The Princeton Plasma Physics Laboratory is exploring unconventional approaches to fusion energy. Advances in permanent magnet technology may enable their usage as a simple and accessible option for fusion mirror configurations. Permanent magnets do not require power supplies or cryogenic cooling, and are conveniently adjustable, demountable, and low-cost. Attaining high magnetic field strengths is challenging, though, since the maximum remanent magnetization of the evaluated neodymium boron iron permanent magnets (NdFeB) is 1.4 Tesla. However, by implementing a judicious configuration, we are able to demonstrate a magnetic mirror with field maxima of 5 Tesla. Producing magnetic fields exceeding this strength would begin to demagnetize the permanent magnets at room temperature. The configuration is built from analytic optimized solutions, which can be utilized to generate mirror devices with different geometries and parameters. Possible applications of the theoretical configurations range from plasma confinement in stellarators to medical imaging devices. I presented at the 2021 APS-DPP Conference and the 2021 Sherwood Theoretical Nuclear Fusion Conference. In addition, I was awarded the first place undergraduate award at the 2021 MIT MechE Research Symposium

High-Field Superconductor Testing Rig

Feburary 2020 - Current

Commonwealth Fusion Systems and MIT's Plasma Science and Fusion Center are constructing the novel tokamak SPARC to achieve net-energy fusion. Rapid, large-scale qualification of REBCO superconducting tapes in high-field and cryogenic conditions is necessary in order to construct and assemble the SPARC magnets. Current testing methods are manual and require sections of superconducting tape to be removed from a larger reel to be tested. I am currently developing a reel-to-reel testing rig of REBCO tapes that will isolate and clamp intermediate sections, automate data collection, and regulate the cryochamber. My novel designs, including screw-actuated, tensioned, and pneumatic clamping rigs, will allow for nondestructive and high-speed REBCO testing methods. I presented at the APS-DPP 2020 conference.

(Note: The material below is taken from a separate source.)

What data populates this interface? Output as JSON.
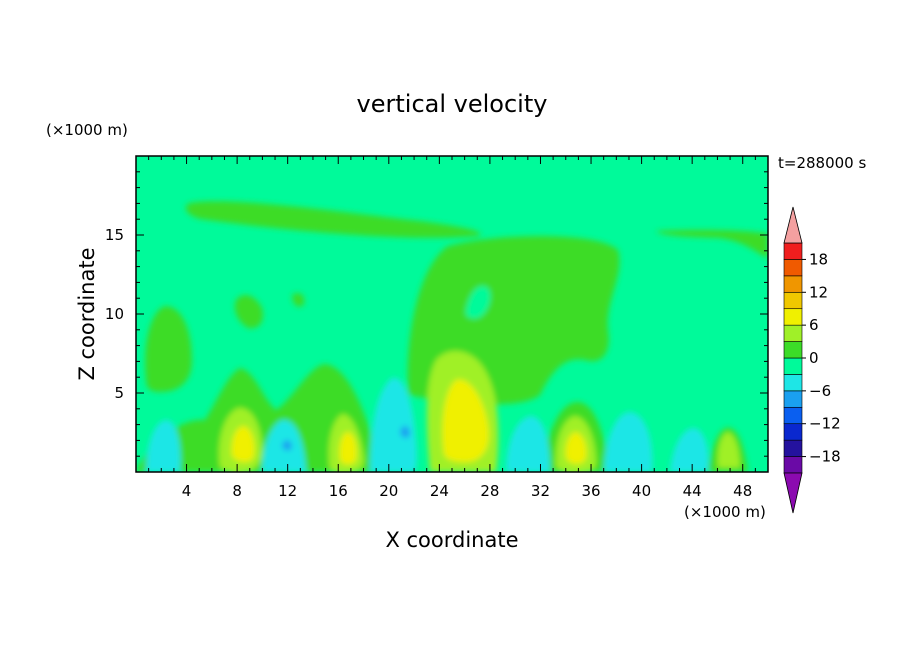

Autonomous Vehicles; MIT Computer Science and Artificial Intelligence Laboratory

September 2018 - May 2019

Self-driving cars are becoming a a prolific presence in our streets, but a vital research area is in handling failure. As a part of the Autonomous Vehicles group at MIT’s Computer Science and Artificial Intelligence Laboratory, I developed and implemented a new automata “language” and corresponding optimization algorithm for least-violation planning in road networks for self-driving cars. The algorithm would intelligently automate alternative plan synthesis if the given task was unreachable or impossible. For instance, if an input task was to pick up dry-cleaning and takeout at a Thai restaurant in 30 minutes, which was calculated to be unachievable, the algorithm may devise an alternative plan including a residential U-turn and takeout at an Italian place instead.

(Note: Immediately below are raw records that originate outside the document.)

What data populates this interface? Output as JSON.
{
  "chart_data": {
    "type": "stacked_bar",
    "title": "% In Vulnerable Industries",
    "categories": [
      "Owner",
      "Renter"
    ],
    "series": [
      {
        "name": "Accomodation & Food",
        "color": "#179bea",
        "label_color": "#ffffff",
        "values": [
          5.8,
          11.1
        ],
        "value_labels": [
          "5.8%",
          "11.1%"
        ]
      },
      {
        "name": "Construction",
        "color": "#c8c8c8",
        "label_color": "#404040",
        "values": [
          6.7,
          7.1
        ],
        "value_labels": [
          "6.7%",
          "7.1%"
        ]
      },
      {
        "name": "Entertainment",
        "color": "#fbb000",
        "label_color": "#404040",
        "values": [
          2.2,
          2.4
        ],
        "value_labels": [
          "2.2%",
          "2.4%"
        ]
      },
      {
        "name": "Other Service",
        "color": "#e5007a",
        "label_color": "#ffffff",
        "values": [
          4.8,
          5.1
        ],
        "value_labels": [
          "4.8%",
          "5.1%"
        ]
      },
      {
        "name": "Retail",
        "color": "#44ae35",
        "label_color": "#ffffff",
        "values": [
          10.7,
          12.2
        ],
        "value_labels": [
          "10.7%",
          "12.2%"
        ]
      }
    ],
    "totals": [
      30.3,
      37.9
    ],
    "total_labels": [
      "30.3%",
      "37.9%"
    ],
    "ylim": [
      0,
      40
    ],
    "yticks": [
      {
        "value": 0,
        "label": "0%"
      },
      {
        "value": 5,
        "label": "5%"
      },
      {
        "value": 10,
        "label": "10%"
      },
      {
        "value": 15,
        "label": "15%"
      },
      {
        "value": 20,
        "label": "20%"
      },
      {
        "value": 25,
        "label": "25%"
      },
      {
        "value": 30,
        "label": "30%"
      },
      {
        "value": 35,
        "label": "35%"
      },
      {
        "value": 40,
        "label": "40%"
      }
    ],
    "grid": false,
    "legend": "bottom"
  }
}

Plasmomechanical MEMS, National Institute of Standards and Technology

June 2017 - August 2017

The detection of subatomic-scale motion is restricted by the diffraction limit, which poses an obstacle for precise motion measurement localized at the nanoscale. Novel detection methods would improve the sensing of biological and chemical hazards, the speed of airbag systems, and more. I developed and investigated nanomechanical systems to detect subatomic-scale motion while at the National Institute of Standards and Technology. I was published in ACS Photonics 5 (9), 3658-3665 and awarded the 2018 NIST Intern Poster award.